Gonionota erotopis

Scientific classification
- Kingdom: Animalia
- Phylum: Arthropoda
- Class: Insecta
- Order: Lepidoptera
- Family: Depressariidae
- Genus: Gonionota
- Species: G. erotopis
- Binomial name: Gonionota erotopis (Meyrick, 1926)
- Synonyms: Hypercallia erotopis Meyrick, 1926;

= Gonionota erotopis =

- Authority: (Meyrick, 1926)
- Synonyms: Hypercallia erotopis Meyrick, 1926

Species of moth

Gonionota erotopis is a moth in the family Depressariidae. It was described by Edward Meyrick in 1926.

It is found in Bolivia.

The wingspan is about 21 mm. The forewings are yellow, more or less nearly wholly suffused rosy crimson, the ground colour only appearing as obscure reticulation in the disc. The extreme costal edge is white about two-fifths and three-fourths, fuscous between these and anteriorly.
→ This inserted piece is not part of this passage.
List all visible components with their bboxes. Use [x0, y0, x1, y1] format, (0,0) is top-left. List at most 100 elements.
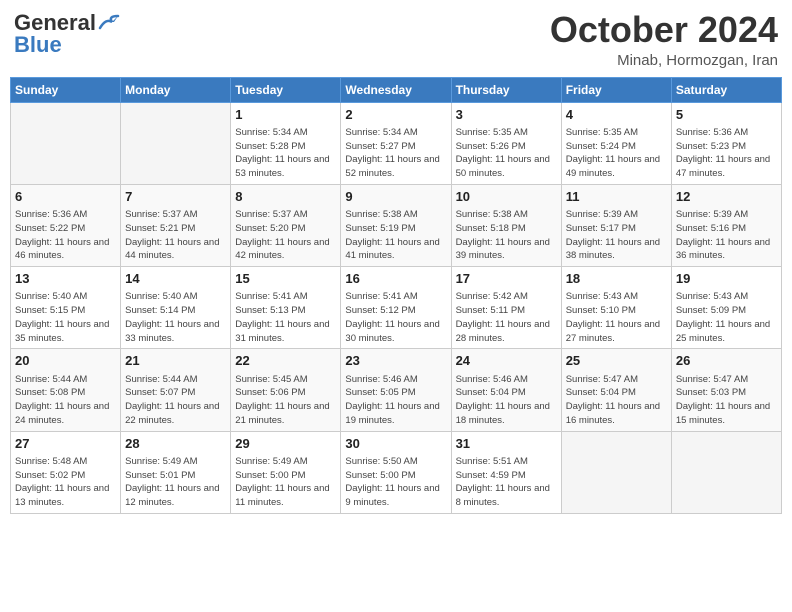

The stigmata are very small and blackish, the first discal surrounded with yellow, the plical obliquely beyond the first discal, a greyish line from above the middle of the disc passing between these to the dorsum at one-third. There are two irregularly sinuate-curved transverse series of cloudy dark grey dots between the cell and termen, the veins in this area broadly suffused light ochreous brownish. The hindwings are pale ochreous rosy, the base tinged whitish.